Excel vulnerability puts 120 million users at risk

Mimecast’s Threat Center has discovered a weakness in Microsoft’s Excel tool that allows the remote embedding of malicious payloads.

According to the security firm, the weakness means that cyber criminals could potentially embed any malicious payload that won’t be saved inside the document itself, but downloaded from the Web when the document is opened.

The technique uses a feature in Power Query - a business intelligence tool that allows users to easily integrate their spreadsheets with other data sources - to dynamically launch a remote dynamic data exchange (DDE) attack.  

Using Power Query, threat actors could embed malicious content in a separate data source, and then load the content into the spreadsheet once it is opened.

Because Power Query is a popular tool within Excel, the potential for abuse is huge. Once exploited, it could be used to commit sophisticated attacks that employ a variety of  attack surfaces, from local privilege escalation, DDE attacks and remote code execution exploits. 

In addition, the feature could be used to fingerprint a sandbox or a victim’s machine even before delivering any payloads, meaning the threat actor has pre-payload and pre-exploitation controls, and could deliver a malicious payload to the victim while also making the file appear harmless to a sandbox or other security solutions.

Meni Farjon, chief scientist for Advanced Threat Detection at Mimecast, says as far as the company knows, there have not been any reports of this vulnerability being exploited yet. “However, every Excel user - an estimated 120 million worldwide - is affected by this vulnerability.”

When asked whether the vulnerability had been fixed, he said: “Mimecast worked with Microsoft as part of the Coordinated Vulnerability Disclosure process to determine if this is an intended behaviour for Power Query, or if it was an issue to be addressed. Microsoft declined to release a fix at this time and offered a workaround to help mitigate the issue. There is currently no patch available for this vulnerability.”

 So what should users do to protect themselves? 

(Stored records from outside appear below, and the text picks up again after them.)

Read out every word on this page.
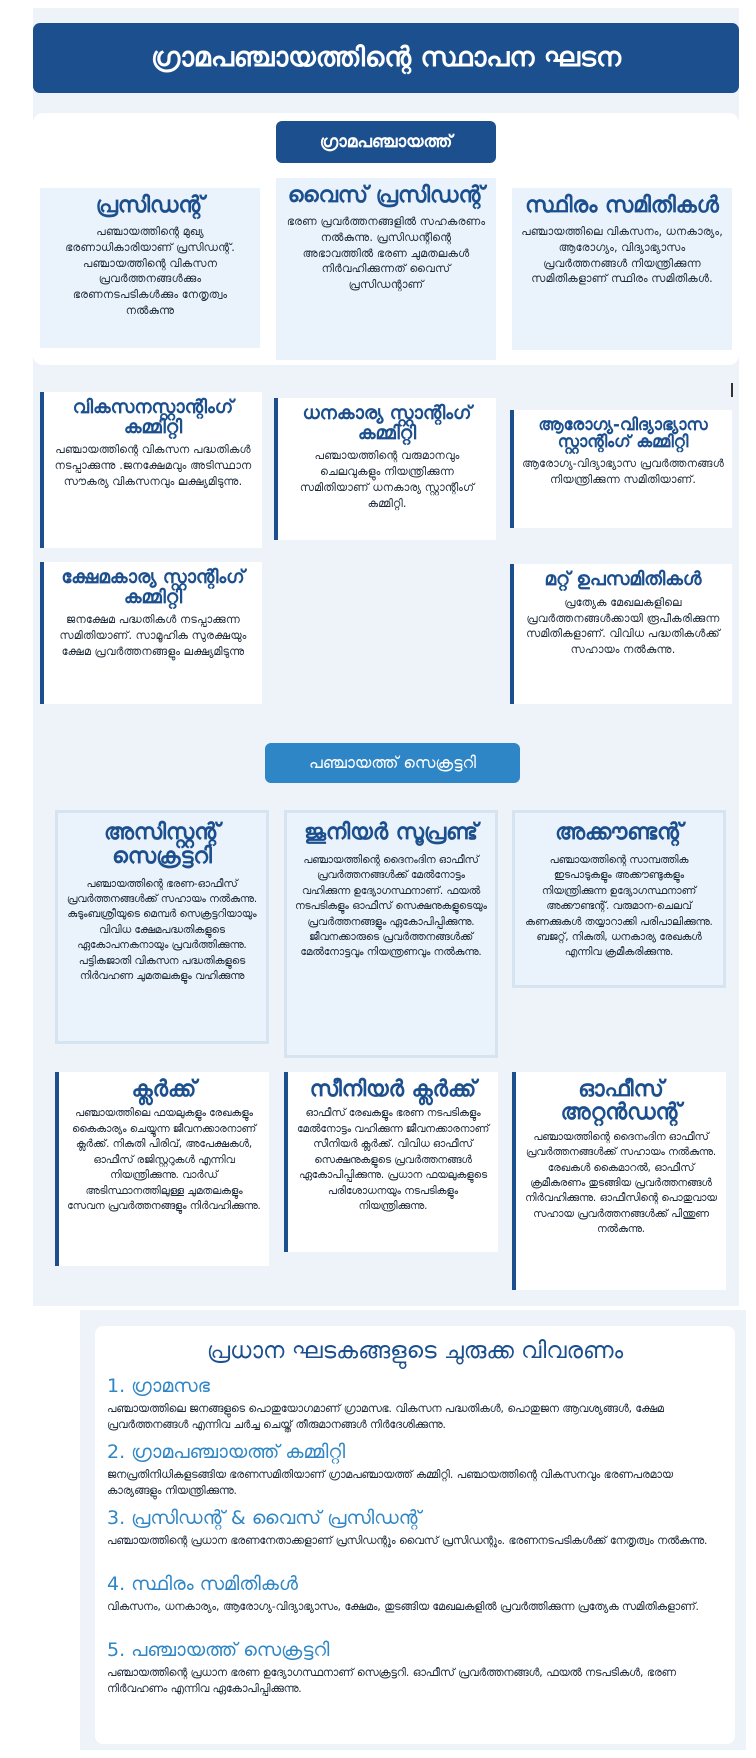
ഗ്രാമപഞ്ചായത്തിന്റെ സ്ഥാപന ഘടന
ഗ്രാമപഞ്ചായത്ത്
പ്രസിഡന്റ്

പഞ്ചായത്തിന്റെ മുഖ്യ ഭരണാധികാരിയാണ് പ്രസിഡന്റ്. പഞ്ചായത്തിന്റെ വികസന പ്രവർത്തനങ്ങൾക്കും ഭരണനടപടികൾക്കും നേതൃത്വം നൽകുന്നു

വൈസ് പ്രസിഡന്റ്

ഭരണ പ്രവർത്തനങ്ങളിൽ സഹകരണം നൽകുന്നു. പ്രസിഡന്റിന്റെ അഭാവത്തിൽ ഭരണ ചുമതലകൾ നിർവഹിക്കുന്നത് വൈസ് പ്രസിഡന്റാണ്

സ്ഥിരം സമിതികൾ

പഞ്ചായത്തിലെ വികസനം, ധനകാര്യം, ആരോഗ്യം, വിദ്യാഭ്യാസം പ്രവർത്തനങ്ങൾ നിയന്ത്രിക്കുന്ന സമിതികളാണ് സ്ഥിരം സമിതികൾ.

വികസനസ്റ്റാന്റിംഗ് കമ്മിറ്റി

പഞ്ചായത്തിന്റെ വികസന പദ്ധതികൾ നടപ്പാക്കുന്നു .ജനക്ഷേമവും അടിസ്ഥാന സൗകര്യ വികസനവും ലക്ഷ്യമിടുന്നു.

ധനകാര്യ സ്റ്റാന്റിംഗ് കമ്മിറ്റി

പഞ്ചായത്തിന്റെ വരുമാനവും ചെലവുകളും നിയന്ത്രിക്കുന്ന സമിതിയാണ് ധനകാര്യ സ്റ്റാന്റിംഗ് കമ്മിറ്റി.

ആരോഗ്യ-വിദ്യാഭ്യാസ സ്റ്റാന്റിംഗ് കമ്മിറ്റി

ആരോഗ്യ-വിദ്യാഭ്യാസ പ്രവർത്തനങ്ങൾ നിയന്ത്രിക്കുന്ന സമിതിയാണ്.

ക്ഷേമകാര്യ സ്റ്റാന്റിംഗ് കമ്മിറ്റി

ജനക്ഷേമ പദ്ധതികൾ നടപ്പാക്കുന്ന സമിതിയാണ്. സാമൂഹിക സുരക്ഷയും ക്ഷേമ പ്രവർത്തനങ്ങളും ലക്ഷ്യമിടുന്നു

മറ്റ് ഉപസമിതികൾ

പ്രത്യേക മേഖലകളിലെ പ്രവർത്തനങ്ങൾക്കായി രൂപീകരിക്കുന്ന സമിതികളാണ്. വിവിധ പദ്ധതികൾക്ക് സഹായം നൽകുന്നു.

പഞ്ചായത്ത് സെക്രട്ടറി
അസിസ്റ്റന്റ് സെക്രട്ടറി

പഞ്ചായത്തിന്റെ ഭരണ-ഓഫീസ് പ്രവർത്തനങ്ങൾക്ക് സഹായം നൽകുന്നു. കുടുംബശ്രീയുടെ മെമ്പർ സെക്രട്ടറിയായും വിവിധ ക്ഷേമപദ്ധതികളുടെ ഏകോപനകനായും പ്രവർത്തിക്കുന്നു. പട്ടികജാതി വികസന പദ്ധതികളുടെ നിർവഹണ ചുമതലകളും വഹിക്കുന്നു

ജൂനിയർ സൂപ്രണ്ട്

പഞ്ചായത്തിന്റെ ദൈനംദിന ഓഫീസ് പ്രവർത്തനങ്ങൾക്ക് മേൽനോട്ടം വഹിക്കുന്ന ഉദ്യോഗസ്ഥനാണ്. ഫയൽ നടപടികളും ഓഫീസ് സെക്ഷനുകളുടെയും പ്രവർത്തനങ്ങളും ഏകോപിപ്പിക്കുന്നു. ജീവനക്കാരുടെ പ്രവർത്തനങ്ങൾക്ക് മേൽനോട്ടവും നിയന്ത്രണവും നൽകുന്നു.

അക്കൗണ്ടന്റ്

പഞ്ചായത്തിന്റെ സാമ്പത്തിക ഇടപാടുകളും അക്കൗണ്ടുകളും നിയന്ത്രിക്കുന്ന ഉദ്യോഗസ്ഥനാണ് അക്കൗണ്ടന്റ്. വരുമാന-ചെലവ് കണക്കുകൾ തയ്യാറാക്കി പരിപാലിക്കുന്നു. ബജറ്റ്, നികുതി, ധനകാര്യ രേഖകൾ എന്നിവ ക്രമീകരിക്കുന്നു.

ക്ലർക്ക്

പഞ്ചായത്തിലെ ഫയലുകളും രേഖകളും കൈകാര്യം ചെയ്യുന്ന ജീവനക്കാരനാണ് ക്ലർക്ക്. നികുതി പിരിവ്, അപേക്ഷകൾ, ഓഫീസ് രജിസ്റ്ററുകൾ എന്നിവ നിയന്ത്രിക്കുന്നു. വാർഡ് അടിസ്ഥാനത്തിലുള്ള ചുമതലകളും സേവന പ്രവർത്തനങ്ങളും നിർവഹിക്കുന്നു.

സീനിയർ ക്ലർക്ക്

ഓഫീസ് രേഖകളും ഭരണ നടപടികളും മേൽനോട്ടം വഹിക്കുന്ന ജീവനക്കാരനാണ് സീനിയർ ക്ലർക്ക്. വിവിധ ഓഫീസ് സെക്ഷനുകളുടെ പ്രവർത്തനങ്ങൾ ഏകോപിപ്പിക്കുന്നു. പ്രധാന ഫയലുകളുടെ പരിശോധനയും നടപടികളും നിയന്ത്രിക്കുന്നു.

ഓഫീസ് അറ്റൻഡന്റ്

പഞ്ചായത്തിന്റെ ദൈനംദിന ഓഫീസ് പ്രവർത്തനങ്ങൾക്ക് സഹായം നൽകുന്നു. രേഖകൾ കൈമാറൽ, ഓഫീസ് ക്രമീകരണം തുടങ്ങിയ പ്രവർത്തനങ്ങൾ നിർവഹിക്കുന്നു. ഓഫീസിന്റെ പൊതുവായ സഹായ പ്രവർത്തനങ്ങൾക്ക് പിന്തുണ നൽകുന്നു.

പ്രധാന ഘടകങ്ങളുടെ ചുരുക്ക വിവരണം
1. ഗ്രാമസഭ

പഞ്ചായത്തിലെ ജനങ്ങളുടെ പൊതുയോഗമാണ് ഗ്രാമസഭ. വികസന പദ്ധതികൾ, പൊതുജന ആവശ്യങ്ങൾ, ക്ഷേമ പ്രവർത്തനങ്ങൾ എന്നിവ ചർച്ച ചെയ്ത് തീരുമാനങ്ങൾ നിർദേശിക്കുന്നു.

2. ഗ്രാമപഞ്ചായത്ത് കമ്മിറ്റി

ജനപ്രതിനിധികളടങ്ങിയ ഭരണസമിതിയാണ് ഗ്രാമപഞ്ചായത്ത് കമ്മിറ്റി. പഞ്ചായത്തിന്റെ വികസനവും ഭരണപരമായ കാര്യങ്ങളും നിയന്ത്രിക്കുന്നു.

3. പ്രസിഡന്റ് & വൈസ് പ്രസിഡന്റ്

പഞ്ചായത്തിന്റെ പ്രധാന ഭരണനേതാക്കളാണ് പ്രസിഡന്റും വൈസ് പ്രസിഡന്റും. ഭരണനടപടികൾക്ക് നേതൃത്വം നൽകുന്നു.

4. സ്ഥിരം സമിതികൾ

വികസനം, ധനകാര്യം, ആരോഗ്യ-വിദ്യാഭ്യാസം, ക്ഷേമം, തുടങ്ങിയ മേഖലകളിൽ പ്രവർത്തിക്കുന്ന പ്രത്യേക സമിതികളാണ്.

5. പഞ്ചായത്ത് സെക്രട്ടറി

പഞ്ചായത്തിന്റെ പ്രധാന ഭരണ ഉദ്യോഗസ്ഥനാണ് സെക്രട്ടറി. ഓഫീസ് പ്രവർത്തനങ്ങൾ, ഫയൽ നടപടികൾ, ഭരണ നിർവഹണം എന്നിവ ഏകോപിപ്പിക്കുന്നു.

Farjon says a good threat protection solution that detects and blocks the use of this technique is recommended. For users who don’t have such a solution, Microsoft has offered a workaround in a published advisory (4053440) that indicates steps and procedures regarding security settings for Microsoft Office applications. This advisory provides guidance on what users can do to ensure that these applications are properly secured when processing Dynamic Data Exchange fields.